Croce insists Moore's innate service mentality made him a natural fit for the company, and eventually for the top job. Croce wanted someone who led like a CEO, but didn't act like one when he walked inside a store. "You act like one of the team members, you cut a pizza, serve a customer, make a pizza, you let everyone know you're right in there with them. It makes everyone comfortable to know the guy at the top knows what you're going through and knows how to do it."
An easy choice
Moore said being chosen by his peers to lead the company was humbling. When asked about the particulars of the election process, he joked, "We arm wrestled, and I was the strongest. It was that simple."
Moore's version isn't true, of course, but Forbes Anderson, CiCi's chief financial officer and one of its owners, admits it was about that easy. Moore was the only real option, he said, because of his operations background.
"We wanted somebody who could sit on the other side of the table and know how a franchisee would react to a change, or how a guest would react," Anderson said. "We knew that type of CEO would make better-informed decisions about the company."
Anderson said Moore is competitive and likes succeeding, "but he's intelligent about it, he's objective. If he thinks something's right, but somebody comes along and says this might be a better strategy, he's objective and will listen."
Croce said that's a sign of Moore's regard for his employees.
"Craig really has a heart for this business and for the people at CiCi's," he said. "He's extremely competitive. He hates to lose. But in this business, that serves you extremely well. That's a very important characteristic of anyone who would head up a business like this."
Moore agreed he is competitive, but not to the point of negativity. He doesn't dream of putting his competitors out of business, but he regards all of them warily "because they're taking my business away from me. ... I'll not allow them to stall me and turn me from the direction we want to go, but at the same time, I wish them the best in what they do."
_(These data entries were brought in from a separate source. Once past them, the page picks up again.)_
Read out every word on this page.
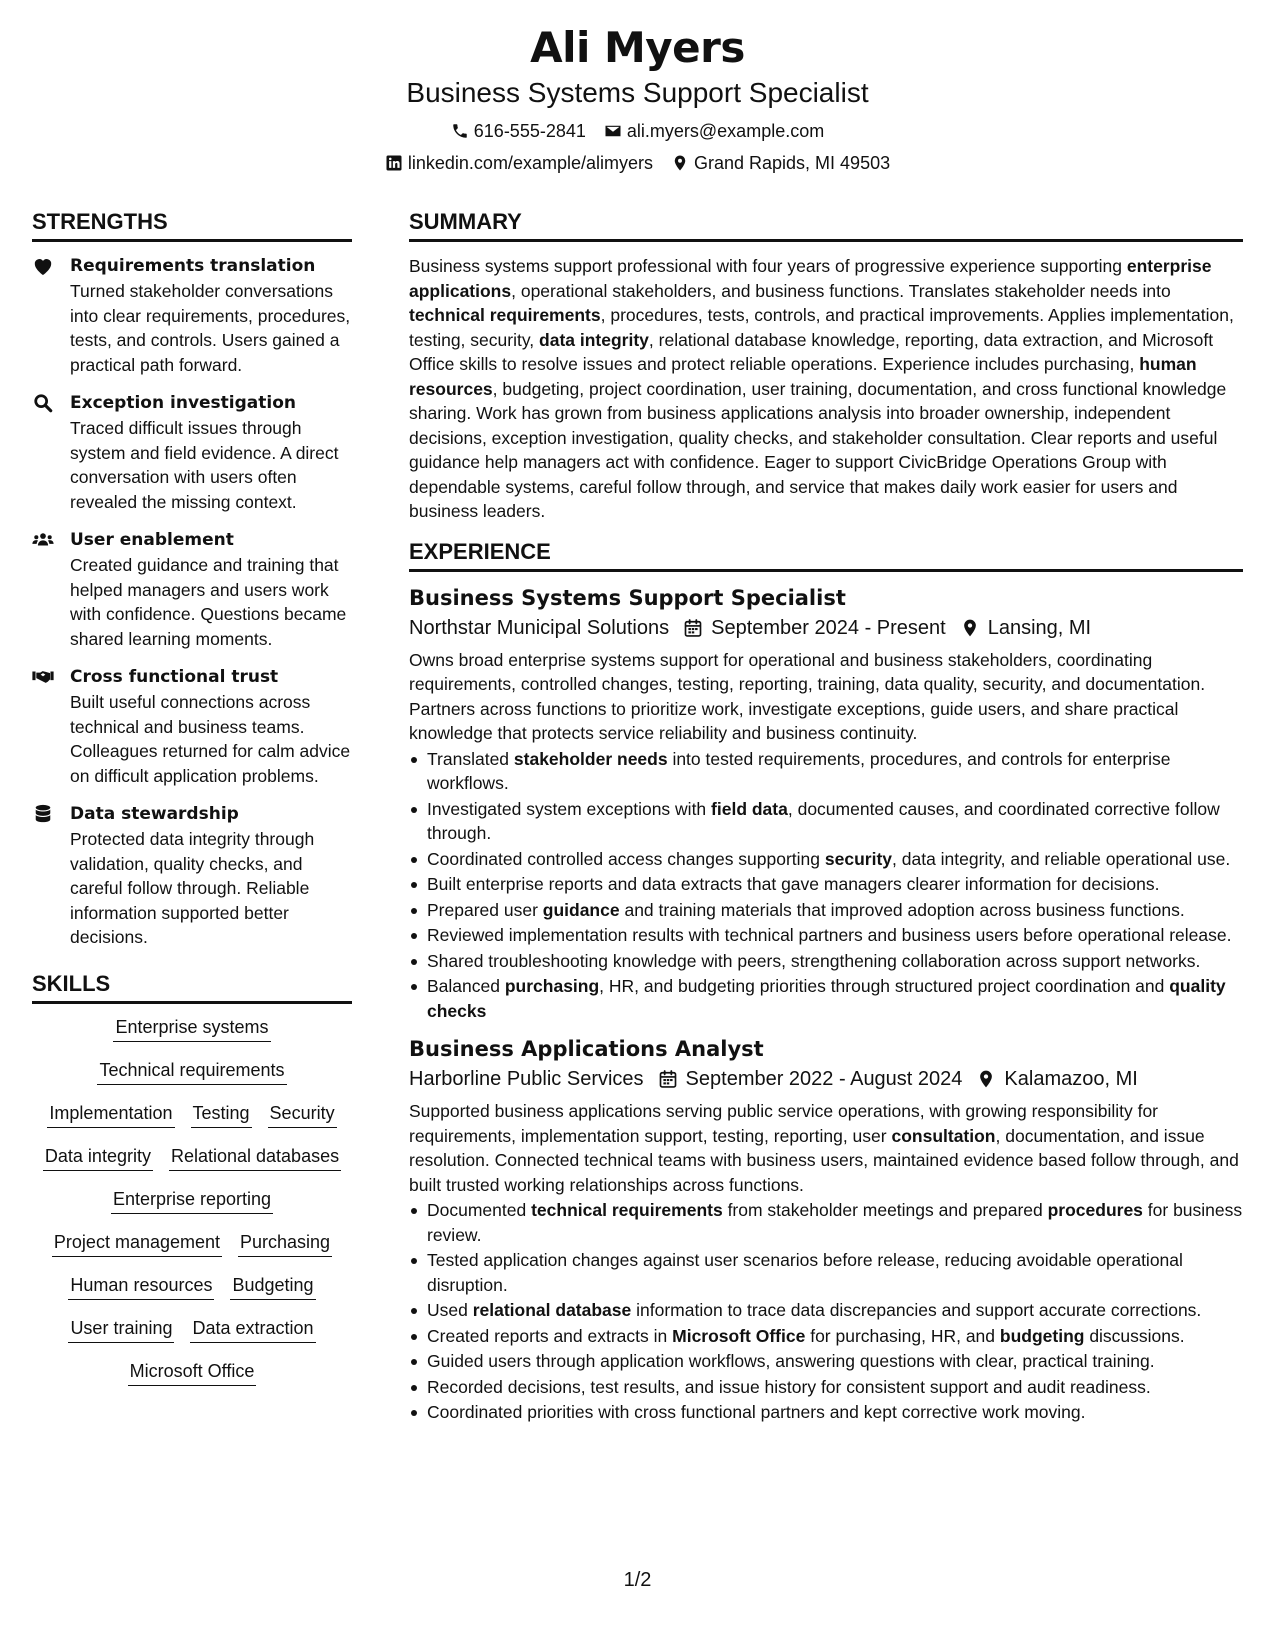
Ali Myers
Business Systems Support Specialist
616-555-2841 ali.myers@example.com
linkedin.com/example/alimyers Grand Rapids, MI 49503
STRENGTHS
Requirements translation
Turned stakeholder conversations into clear requirements, procedures, tests, and controls. Users gained a practical path forward.
Exception investigation
Traced difficult issues through system and field evidence. A direct conversation with users often revealed the missing context.
User enablement
Created guidance and training that helped managers and users work with confidence. Questions became shared learning moments.
Cross functional trust
Built useful connections across technical and business teams. Colleagues returned for calm advice on difficult application problems.
Data stewardship
Protected data integrity through validation, quality checks, and careful follow through. Reliable information supported better decisions.
SKILLS
Enterprise systems
Technical requirements
Implementation Testing Security
Data integrity Relational databases
Enterprise reporting
Project management Purchasing
Human resources Budgeting
User training Data extraction
Microsoft Office
SUMMARY
Business systems support professional with four years of progressive experience supporting enterprise applications, operational stakeholders, and business functions. Translates stakeholder needs into technical requirements, procedures, tests, controls, and practical improvements. Applies implementation, testing, security, data integrity, relational database knowledge, reporting, data extraction, and Microsoft Office skills to resolve issues and protect reliable operations. Experience includes purchasing, human resources, budgeting, project coordination, user training, documentation, and cross functional knowledge sharing. Work has grown from business applications analysis into broader ownership, independent decisions, exception investigation, quality checks, and stakeholder consultation. Clear reports and useful guidance help managers act with confidence. Eager to support CivicBridge Operations Group with dependable systems, careful follow through, and service that makes daily work easier for users and business leaders.
EXPERIENCE
Business Systems Support Specialist
Northstar Municipal Solutions September 2024 - Present Lansing, MI
Owns broad enterprise systems support for operational and business stakeholders, coordinating requirements, controlled changes, testing, reporting, training, data quality, security, and documentation. Partners across functions to prioritize work, investigate exceptions, guide users, and share practical knowledge that protects service reliability and business continuity.
Translated stakeholder needs into tested requirements, procedures, and controls for enterprise workflows.
Investigated system exceptions with field data, documented causes, and coordinated corrective follow through.
Coordinated controlled access changes supporting security, data integrity, and reliable operational use.
Built enterprise reports and data extracts that gave managers clearer information for decisions.
Prepared user guidance and training materials that improved adoption across business functions.
Reviewed implementation results with technical partners and business users before operational release.
Shared troubleshooting knowledge with peers, strengthening collaboration across support networks.
Balanced purchasing, HR, and budgeting priorities through structured project coordination and quality checks
Business Applications Analyst
Harborline Public Services September 2022 - August 2024 Kalamazoo, MI
Supported business applications serving public service operations, with growing responsibility for requirements, implementation support, testing, reporting, user consultation, documentation, and issue resolution. Connected technical teams with business users, maintained evidence based follow through, and built trusted working relationships across functions.
Documented technical requirements from stakeholder meetings and prepared procedures for business review.
Tested application changes against user scenarios before release, reducing avoidable operational disruption.
Used relational database information to trace data discrepancies and support accurate corrections.
Created reports and extracts in Microsoft Office for purchasing, HR, and budgeting discussions.
Guided users through application workflows, answering questions with clear, practical training.
Recorded decisions, test results, and issue history for consistent support and audit readiness.
Coordinated priorities with cross functional partners and kept corrective work moving.
1/2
With the April opening of CiCi's No. 600, Moore and Co. are still a long way from their goal of 1,000 units set when they bought the company. But despite the never-ending battle for share in the pizza market, the question of how CiCi's will pull it off isn't one Moore asks himself. The only thing between CiCi's and 1,000 stores, he said, is time.
"I believe fully we've got this figured out, and I believe very few others have got it figured out to make it grow like we have," Moore said. He also insisted it's not all about him and deflected credit to the ownership team and the operators. "I have little control over making it grow, but I have a lot of control over doing it wrong. I really have to depend on them to make this happen."